Umpires still not battle-ready

Simon Taufel quit top-flight umpiring in order to spend more time with his family. Taufel feels that the umpires need more training to make DRS really effective.-K.R. DEEPAK

The time when an umpire specialises in TV decisions is certainly a long way off and we all know that ICC does nothing in a hurry, writes Ted Corbett.

The more I hear and see and read about DRS the more I wonder if the rest of the world should follow India’s example and wait for the technology to catch up with cricket and its many requirements.

No doubt one day DRS will be able to show instantly if an lbw appeal deserves to be listened to, whether it was a no ball and by how much the on-field umpire erred. Whether it will also be able to identify the rogues who are still betting on the most unlikely outcomes is another matter, but 25 years ago as we struggled to use fax, who thought of planes without pilots?

Well, yes, comic papers, sci-fi writers and children with over-developed imaginations but certainly no sensible adult.

Now we are in the middle of a technology revolution. Or are we? This Ashes summer has exposed the limitations of the electronic wonder in more ways than one; not just the frailties of the system but the rules that govern it.

First came the various mistakes that have been made in its name. The most blatant was almost a match- winner for Australia at Trent Bridge when the teenage all-rounder Ashton Agar — another modern wonder by the way — was given not out stumped by the third umpire who appeared to think the picture in front of him was not clear enough for a decision.

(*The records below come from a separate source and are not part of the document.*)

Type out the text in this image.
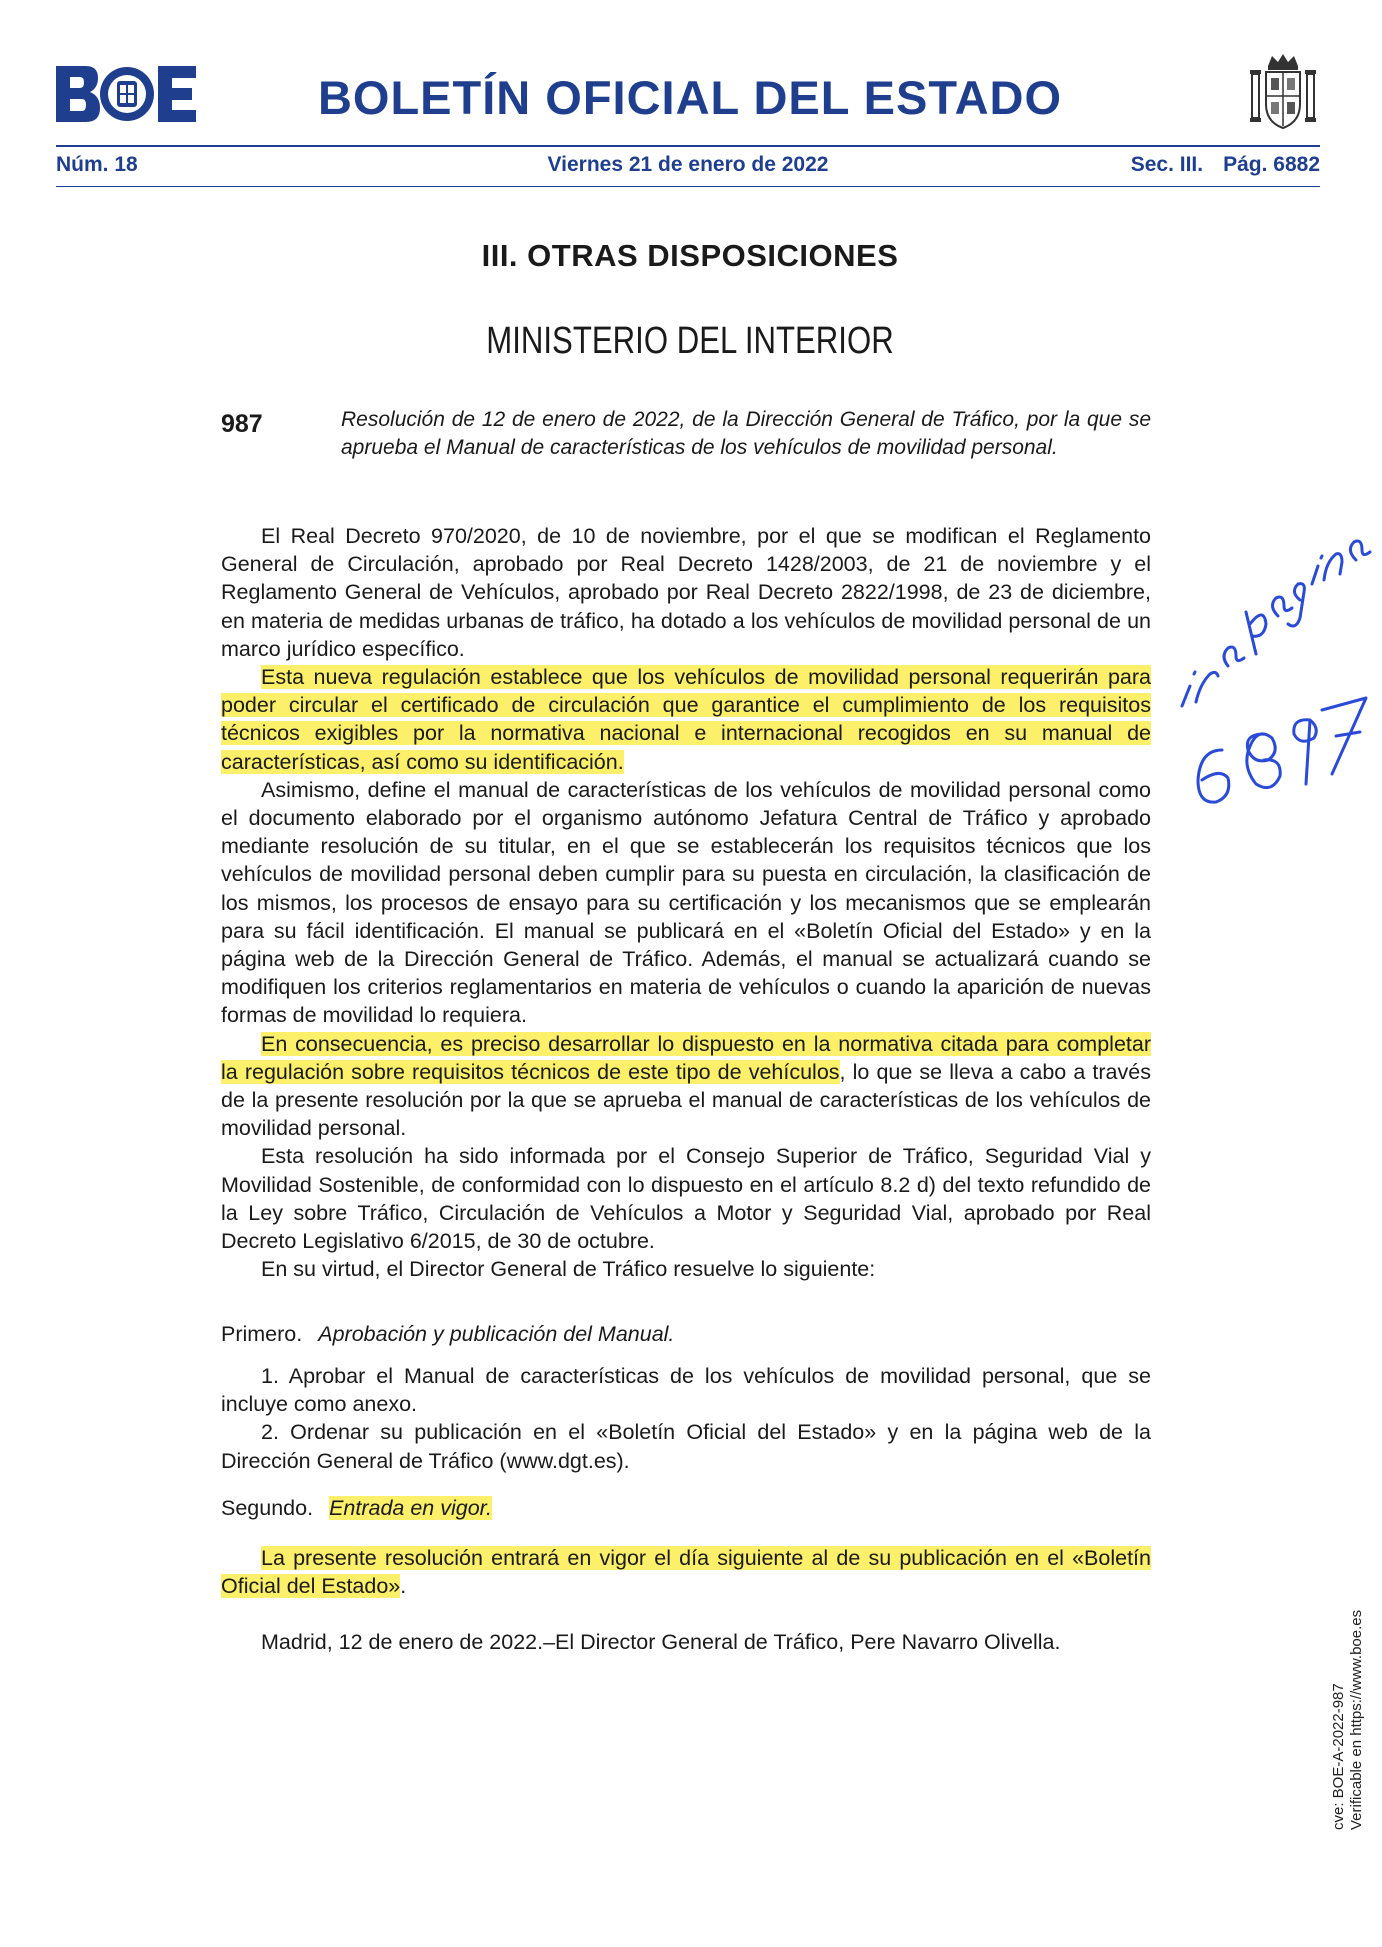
BOLETÍN OFICIAL DEL ESTADO
Núm. 18	Viernes 21 de enero de 2022	Sec. III. Pág. 6882
III. OTRAS DISPOSICIONES
MINISTERIO DEL INTERIOR
987	Resolución de 12 de enero de 2022, de la Dirección General de Tráfico, por la que se aprueba el Manual de características de los vehículos de movilidad personal.

El Real Decreto 970/2020, de 10 de noviembre, por el que se modifican el Reglamento General de Circulación, aprobado por Real Decreto 1428/2003, de 21 de noviembre y el Reglamento General de Vehículos, aprobado por Real Decreto 2822/1998, de 23 de diciembre, en materia de medidas urbanas de tráfico, ha dotado a los vehículos de movilidad personal de un marco jurídico específico.

Esta nueva regulación establece que los vehículos de movilidad personal requerirán para poder circular el certificado de circulación que garantice el cumplimiento de los requisitos técnicos exigibles por la normativa nacional e internacional recogidos en su manual de características, así como su identificación.

Asimismo, define el manual de características de los vehículos de movilidad personal como el documento elaborado por el organismo autónomo Jefatura Central de Tráfico y aprobado mediante resolución de su titular, en el que se establecerán los requisitos técnicos que los vehículos de movilidad personal deben cumplir para su puesta en circulación, la clasificación de los mismos, los procesos de ensayo para su certificación y los mecanismos que se emplearán para su fácil identificación. El manual se publicará en el «Boletín Oficial del Estado» y en la página web de la Dirección General de Tráfico. Además, el manual se actualizará cuando se modifiquen los criterios reglamentarios en materia de vehículos o cuando la aparición de nuevas formas de movilidad lo requiera.

En consecuencia, es preciso desarrollar lo dispuesto en la normativa citada para completar la regulación sobre requisitos técnicos de este tipo de vehículos, lo que se lleva a cabo a través de la presente resolución por la que se aprueba el manual de características de los vehículos de movilidad personal.

Esta resolución ha sido informada por el Consejo Superior de Tráfico, Seguridad Vial y Movilidad Sostenible, de conformidad con lo dispuesto en el artículo 8.2 d) del texto refundido de la Ley sobre Tráfico, Circulación de Vehículos a Motor y Seguridad Vial, aprobado por Real Decreto Legislativo 6/2015, de 30 de octubre.

En su virtud, el Director General de Tráfico resuelve lo siguiente:

Primero. Aprobación y publicación del Manual.

1. Aprobar el Manual de características de los vehículos de movilidad personal, que se incluye como anexo.

2. Ordenar su publicación en el «Boletín Oficial del Estado» y en la página web de la Dirección General de Tráfico (www.dgt.es).

Segundo. Entrada en vigor.

La presente resolución entrará en vigor el día siguiente al de su publicación en el «Boletín Oficial del Estado».

Madrid, 12 de enero de 2022.–El Director General de Tráfico, Pere Navarro Olivella.

cve: BOE-A-2022-987 Verificable en https://www.boe.es
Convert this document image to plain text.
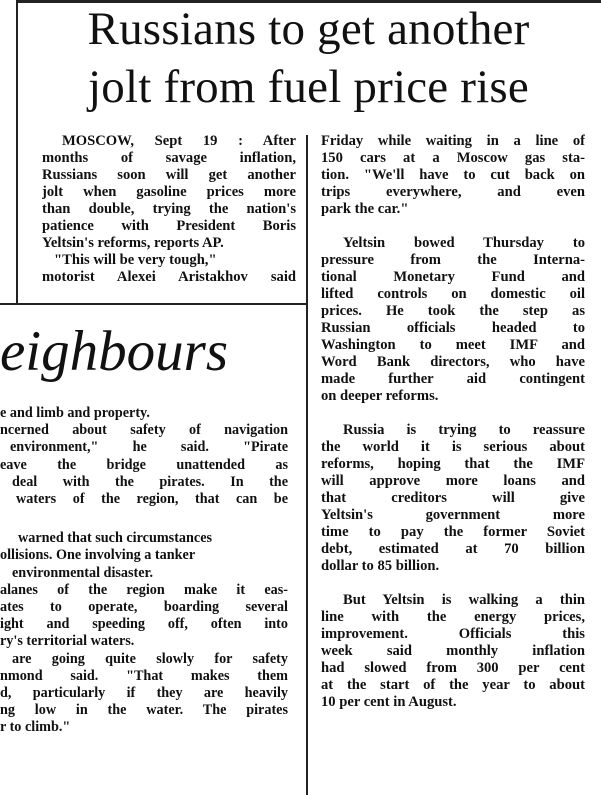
Russians to get another
jolt from fuel price rise
MOSCOW, Sept 19 : After
months of savage inflation,
Russians soon will get another
jolt when gasoline prices more
than double, trying the nation's
patience with President Boris
Yeltsin's reforms, reports AP.
"This will be very tough,"
motorist Alexei Aristakhov said
Friday while waiting in a line of
150 cars at a Moscow gas sta-
tion. "We'll have to cut back on
trips everywhere, and even
park the car."
Yeltsin bowed Thursday to
pressure from the Interna-
tional Monetary Fund and
lifted controls on domestic oil
prices. He took the step as
Russian officials headed to
Washington to meet IMF and
Word Bank directors, who have
made further aid contingent
on deeper reforms.
Russia is trying to reassure
the world it is serious about
reforms, hoping that the IMF
will approve more loans and
that creditors will give
Yeltsin's government more
time to pay the former Soviet
debt, estimated at 70 billion
dollar to 85 billion.
But Yeltsin is walking a thin
line with the energy prices,
improvement. Officials this
week said monthly inflation
had slowed from 300 per cent
at the start of the year to about
10 per cent in August.
eighbours
e and limb and property.
ncerned about safety of navigation
environment," he said. "Pirate
eave the bridge unattended as
deal with the pirates. In the
waters of the region, that can be
warned that such circumstances
ollisions. One involving a tanker
environmental disaster.
alanes of the region make it eas-
ates to operate, boarding several
ight and speeding off, often into
ry's territorial waters.
are going quite slowly for safety
nmond said. "That makes them
d, particularly if they are heavily
ng low in the water. The pirates
r to climb."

Well, it was clear enough from my couch in the living room, but I was not applying the benefit of the doubt. Old time umpires used to delight in telling me that there was no such thing as the benefit of the doubt, but that third umpire appeared to be applying it even though he had a repeated viewing to settle his mind.

Of course I would rather watch Agar bat than someone umpire as W. G. Grace almost said — but there were other examples to come.

Then a couple of weeks ago Simon Taufel, by common consent the best umpire around until he, quite sensibly, decided he would rather help his kids grow up than visit the finest cricket grounds on the planet, opened the eyes of quite a few cricket experts with his Spirit of Cricket speech at Lord’s.

His contention seemed to be that there was not enough experience with DRS among umpires and that more training was needed, not just in the cricket side of its use, but in the technical aspects which were sure to increase.

Most people in 2013 have some knowledge of computers as they surf the net, whiz off ill-considered emails and visit their own websites but each change of use needs us to find our way round the keyboard once again.

The game will be grateful to umpire Taufel one day for pointing out the blindingly obvious but in the meantime it will struggle along flying by the seat of its pants.

The time when an umpire specialises in TV decisions is certainly a long way off and we all know that ICC does nothing in a hurry.

I write just ahead of the Old Trafford Test when there will be more technical aids for the TV umpire. I just hope he has the chance to learn about all the dials, switches and knobs on his control panel and that he does not have to ask for help from the television technicians every time he makes a decision.

If he does he should remember that their priorities are different from his although I have no doubt they will be only too willing to show him the ropes.

I met a couple of technicians five years ago who warned me not to expect too much of the new technology. I am afraid that we did expect perfection and that it has not been delivered. Yet.

By the time a mighty computer is getting every decision right and hugging the umpire who helps it come to the correct answer we will have a familiar old name to revere.

At the moment Fabian Cowdrey, son of Chris and grandson of the late Colin, is simply a Kent second team player who has stepped into the first team to gain experience opening the innings in the T20 tournament which fills the middle of our summer. (I wonder if Chris anticipated that change in the fixture list and I am sure Colin never did.)

It is not just that Fabian — you will not forget that name in a hurry — has scored a couple of fifties but it is the manner of his collecting the runs that has been impressive. Each innings has been played at breakneck speed but, so I am told, with his grandfather’s class and his father’s vigour.

The third generation Cowdrey — great grandfather was a decent player too but most remembered for giving Colin the initials MCC — named for greatness, has clearly got the gift and a tolerant dad.

The last time I saw the pair of them, Chris was broadcasting at the end of a crucial Yorkshire match — Darren Lehmann, now the Australian coach was making the important runs — while Fabian and his twin brother were racing round the commentary box and leaping on to father’s back.

Their leapfrog never stopped the flow of Chris’s words but this rare sight did suggest that one day their energy allied to their father’s cool might produce a very considerable England cricketer.